Moins de papier, d’encre, de gobelets…
En l’absence partielle de ses collaborateurs, l’entreprise réduit sa consommation de fournitures diverses, d’encre, de papier, de décoration, ou d’équipements comme les vidéoprojecteurs. Avec le télétravail, l’impression papier disparaît quasi totalement. Les focus groups de l’Ademe avec des télétravailleurs ont par ailleurs confirmé des changements d’habitudes quotidiennes avec un impact environnemental non neutre : « accroissement de la fréquentation des commerces de proximité (43 % contre 27 % pour les non-télétravailleurs), réduction du gaspillage alimentaire, hausse des achats e-commerce (14 % à 18 %). Mais pas de mesure disponible à ce jour.
Des effets indirects favorables…
Tous les impacts du télétravail sur l’environnement ne sont pas directs ni évidents. L’Ademe en a ainsi recensé trois effets systémiques favorables, mais non modélisables. La réduction des trajets routiers au moment des pics pendulaires (matin et soir) et la plus grande attractivité des transports en commun par une moindre saturation aux heures de pointe. L’étalement des migrations pendulaires à l’échelle macroscopique induit par la plus grande flexibilité horaire des travailleurs. Enfin, l’effet « Virtualisation des relations professionnelles », ou le bon côté de la visioconférence, et des autres moyens de communication. Vous avez dit complexité ?
Des participants aux ateliers de l’Ademe ont identifié des signaux encore plus faibles. Certaines personnes travaillent dans des lieux de villégiature et privilégient ainsi de « nouveaux schémas de repos et de loisirs » plus durables, comme les city breaks, les séjours courts en résidence secondaire ou les week-ends en famille. « Mais les restrictions des accords de télétravail en matière de lieux de télétravail possibles (majoritairement la résidence principale) limitent aujourd’hui très fortement ce phénomène. », nuance cependant l’Ademe qui évoque pourtant une attente croissante des collaborateurs quant au choix du lieu de télétravail.
… mais un effet billard à trois bandes négatif
Nouvel effet rebond : « les technologies de l’information permettent par ailleurs d’étendre la zone géographique d’intervention d’un travailleur, pouvant générer ponctuellement de nouveaux déplacements plus longs », précise l’Ademe : élargissement de la taille de la zone de chalandise, d’intervention, de prestation, de collaboration, etc. Il peut entraîner des déplacements rares, mais nettement plus longs au bilan carbone lourd. Cet effet dit « extension des horizons professionnels » n’est ni évalué ni actuellement modélisable dans le contexte français selon l’Ademe. Billard à trois bandes, le télétravail par les économies qu’il permet de faire pourrait même entraîner de nouvelles dépenses carbonées. L’Ademe signale qu’il ne s’agit pas d’un effet rebond spécifique au télétravail, mais qu’il vient s’ajouter à d’autres sources de gains de pouvoir d’achat pouvant ainsi devenir très significatif, pouvant aller jusqu’à annuler l’effet bénéfique premier du télétravail.
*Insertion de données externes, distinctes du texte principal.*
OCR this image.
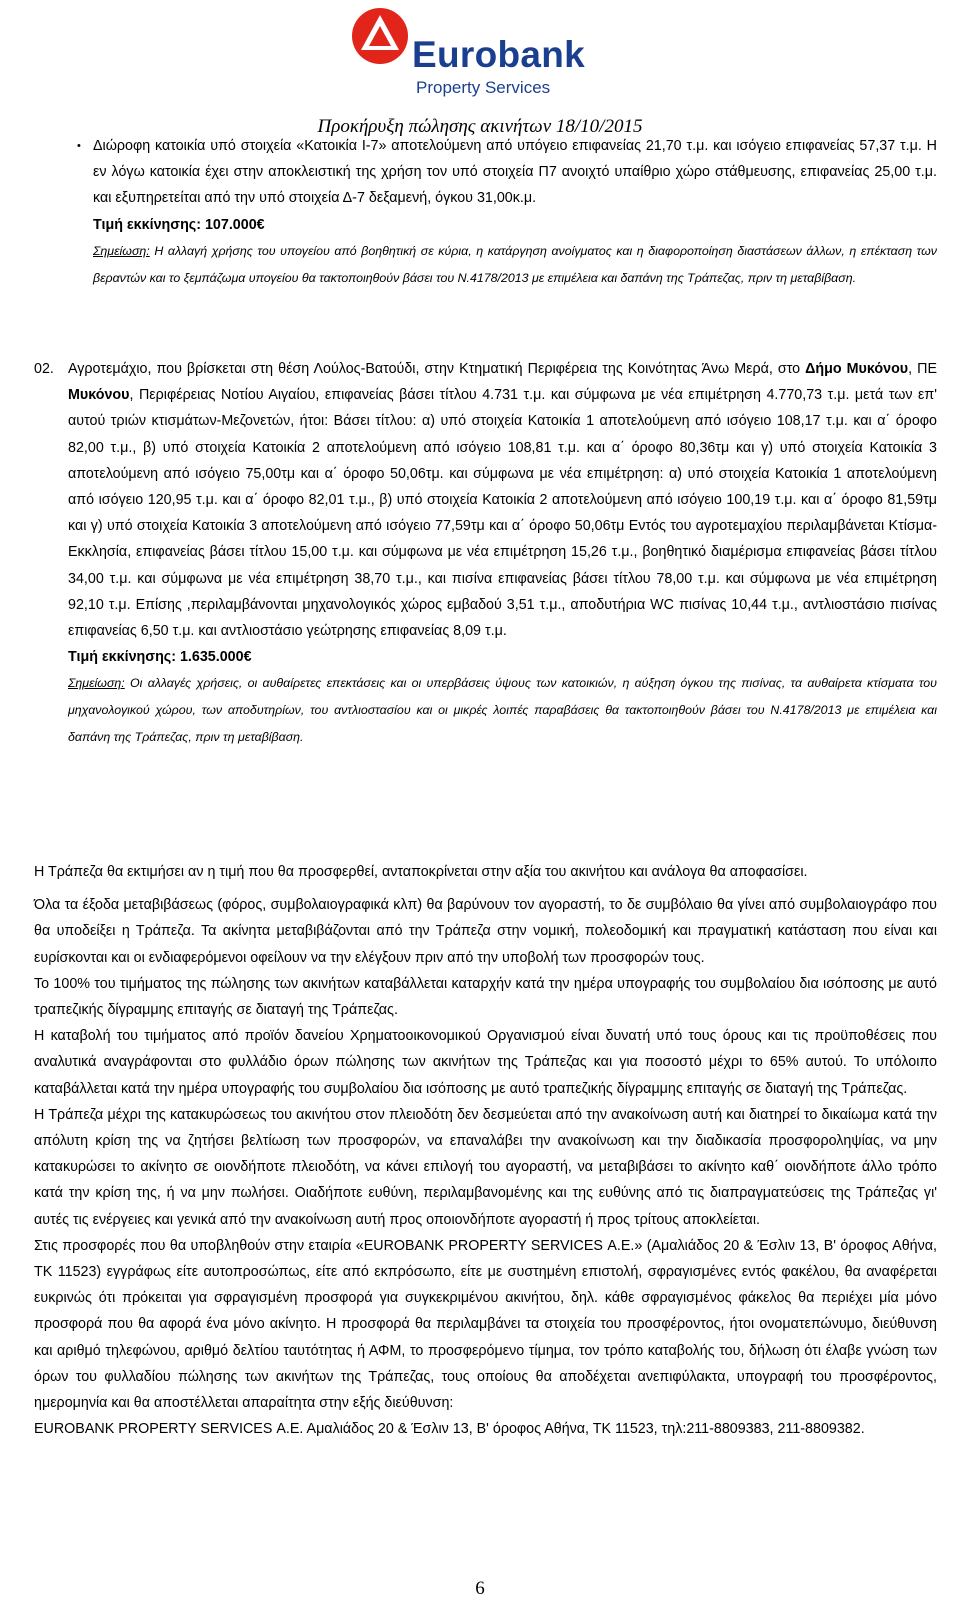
Eurobank
Property Services
Προκήρυξη πώλησης ακινήτων 18/10/2015
• Διώροφη κατοικία υπό στοιχεία «Κατοικία Ι-7» αποτελούμενη από υπόγειο επιφανείας 21,70 τ.μ. και ισόγειο επιφανείας 57,37 τ.μ. Η εν λόγω κατοικία έχει στην αποκλειστική της χρήση τον υπό στοιχεία Π7 ανοιχτό υπαίθριο χώρο στάθμευσης, επιφανείας 25,00 τ.μ. και εξυπηρετείται από την υπό στοιχεία Δ-7 δεξαμενή, όγκου 31,00κ.μ.

Τιμή εκκίνησης: 107.000€

Σημείωση: Η αλλαγή χρήσης του υπογείου από βοηθητική σε κύρια, η κατάργηση ανοίγματος και η διαφοροποίηση διαστάσεων άλλων, η επέκταση των βεραντών και το ξεμπάζωμα υπογείου θα τακτοποιηθούν βάσει του Ν.4178/2013 με επιμέλεια και δαπάνη της Τράπεζας, πριν τη μεταβίβαση.

02. Αγροτεμάχιο, που βρίσκεται στη θέση Λούλος-Βατούδι, στην Κτηματική Περιφέρεια της Κοινότητας Άνω Μερά, στο Δήμο Μυκόνου, ΠΕ Μυκόνου, Περιφέρειας Νοτίου Αιγαίου, επιφανείας βάσει τίτλου 4.731 τ.μ. και σύμφωνα με νέα επιμέτρηση 4.770,73 τ.μ. μετά των επ' αυτού τριών κτισμάτων-Μεζονετών, ήτοι: Βάσει τίτλου: α) υπό στοιχεία Κατοικία 1 αποτελούμενη από ισόγειο 108,17 τ.μ. και α΄ όροφο 82,00 τ.μ., β) υπό στοιχεία Κατοικία 2 αποτελούμενη από ισόγειο 108,81 τ.μ. και α΄ όροφο 80,36τμ και γ) υπό στοιχεία Κατοικία 3 αποτελούμενη από ισόγειο 75,00τμ και α΄ όροφο 50,06τμ. και σύμφωνα με νέα επιμέτρηση: α) υπό στοιχεία Κατοικία 1 αποτελούμενη από ισόγειο 120,95 τ.μ. και α΄ όροφο 82,01 τ.μ., β) υπό στοιχεία Κατοικία 2 αποτελούμενη από ισόγειο 100,19 τ.μ. και α΄ όροφο 81,59τμ και γ) υπό στοιχεία Κατοικία 3 αποτελούμενη από ισόγειο 77,59τμ και α΄ όροφο 50,06τμ Εντός του αγροτεμαχίου περιλαμβάνεται Κτίσμα-Εκκλησία, επιφανείας βάσει τίτλου 15,00 τ.μ. και σύμφωνα με νέα επιμέτρηση 15,26 τ.μ., βοηθητικό διαμέρισμα επιφανείας βάσει τίτλου 34,00 τ.μ. και σύμφωνα με νέα επιμέτρηση 38,70 τ.μ., και πισίνα επιφανείας βάσει τίτλου 78,00 τ.μ. και σύμφωνα με νέα επιμέτρηση 92,10 τ.μ. Επίσης ,περιλαμβάνονται μηχανολογικός χώρος εμβαδού 3,51 τ.μ., αποδυτήρια WC πισίνας 10,44 τ.μ., αντλιοστάσιο πισίνας επιφανείας 6,50 τ.μ. και αντλιοστάσιο γεώτρησης επιφανείας 8,09 τ.μ.

Τιμή εκκίνησης: 1.635.000€

Σημείωση: Οι αλλαγές χρήσεις, οι αυθαίρετες επεκτάσεις και οι υπερβάσεις ύψους των κατοικιών, η αύξηση όγκου της πισίνας, τα αυθαίρετα κτίσματα του μηχανολογικού χώρου, των αποδυτηρίων, του αντλιοστασίου και οι μικρές λοιπές παραβάσεις θα τακτοποιηθούν βάσει του Ν.4178/2013 με επιμέλεια και δαπάνη της Τράπεζας, πριν τη μεταβίβαση.

Η Τράπεζα θα εκτιμήσει αν η τιμή που θα προσφερθεί, ανταποκρίνεται στην αξία του ακινήτου και ανάλογα θα αποφασίσει.

Όλα τα έξοδα μεταβιβάσεως (φόρος, συμβολαιογραφικά κλπ) θα βαρύνουν τον αγοραστή, το δε συμβόλαιο θα γίνει από συμβολαιογράφο που θα υποδείξει η Τράπεζα. Τα ακίνητα μεταβιβάζονται από την Τράπεζα στην νομική, πολεοδομική και πραγματική κατάσταση που είναι και ευρίσκονται και οι ενδιαφερόμενοι οφείλουν να την ελέγξουν πριν από την υποβολή των προσφορών τους.

Το 100% του τιμήματος της πώλησης των ακινήτων καταβάλλεται καταρχήν κατά την ημέρα υπογραφής του συμβολαίου δια ισόποσης με αυτό τραπεζικής δίγραμμης επιταγής σε διαταγή της Τράπεζας.

Η καταβολή του τιμήματος από προϊόν δανείου Χρηματοοικονομικού Οργανισμού είναι δυνατή υπό τους όρους και τις προϋποθέσεις που αναλυτικά αναγράφονται στο φυλλάδιο όρων πώλησης των ακινήτων της Τράπεζας και για ποσοστό μέχρι το 65% αυτού. Το υπόλοιπο καταβάλλεται κατά την ημέρα υπογραφής του συμβολαίου δια ισόποσης με αυτό τραπεζικής δίγραμμης επιταγής σε διαταγή της Τράπεζας.

Η Τράπεζα μέχρι της κατακυρώσεως του ακινήτου στον πλειοδότη δεν δεσμεύεται από την ανακοίνωση αυτή και διατηρεί το δικαίωμα κατά την απόλυτη κρίση της να ζητήσει βελτίωση των προσφορών, να επαναλάβει την ανακοίνωση και την διαδικασία προσφοροληψίας, να μην κατακυρώσει το ακίνητο σε οιονδήποτε πλειοδότη, να κάνει επιλογή του αγοραστή, να μεταβιβάσει το ακίνητο καθ΄ οιονδήποτε άλλο τρόπο κατά την κρίση της, ή να μην πωλήσει. Οιαδήποτε ευθύνη, περιλαμβανομένης και της ευθύνης από τις διαπραγματεύσεις της Τράπεζας γι' αυτές τις ενέργειες και γενικά από την ανακοίνωση αυτή προς οποιονδήποτε αγοραστή ή προς τρίτους αποκλείεται.

Στις προσφορές που θα υποβληθούν στην εταιρία «EUROBANK PROPERTY SERVICES Α.Ε.» (Αμαλιάδος 20 & Έσλιν 13, Β' όροφος Αθήνα, ΤΚ 11523) εγγράφως είτε αυτοπροσώπως, είτε από εκπρόσωπο, είτε με συστημένη επιστολή, σφραγισμένες εντός φακέλου, θα αναφέρεται ευκρινώς ότι πρόκειται για σφραγισμένη προσφορά για συγκεκριμένου ακινήτου, δηλ. κάθε σφραγισμένος φάκελος θα περιέχει μία μόνο προσφορά που θα αφορά ένα μόνο ακίνητο. Η προσφορά θα περιλαμβάνει τα στοιχεία του προσφέροντος, ήτοι ονοματεπώνυμο, διεύθυνση και αριθμό τηλεφώνου, αριθμό δελτίου ταυτότητας ή ΑΦΜ, το προσφερόμενο τίμημα, τον τρόπο καταβολής του, δήλωση ότι έλαβε γνώση των όρων του φυλλαδίου πώλησης των ακινήτων της Τράπεζας, τους οποίους θα αποδέχεται ανεπιφύλακτα, υπογραφή του προσφέροντος, ημερομηνία και θα αποστέλλεται απαραίτητα στην εξής διεύθυνση:

EUROBANK PROPERTY SERVICES Α.Ε. Αμαλιάδος 20 & Έσλιν 13, Β' όροφος Αθήνα, ΤΚ 11523, τηλ:211-8809383, 211-8809382.

6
Quant aux « tiers lieux de travail », l’Ademe s’appuie sur son étude de 2015 pour en souligner l’ effet ambivalent. « D’un côté, il peut agir défavorablement en maintenant des déplacements résiduels et en multipliant les surfaces immobilières ; de l’autre, il peut permettre le développement du télétravail chez des collaborateurs qui ne peuvent ou ne souhaitent pas télétravailler depuis leur domicile. » Reste que les « entreprises interrogées n’anticipent pas d’accroître significativement leur recours aux tiers lieux de travail ».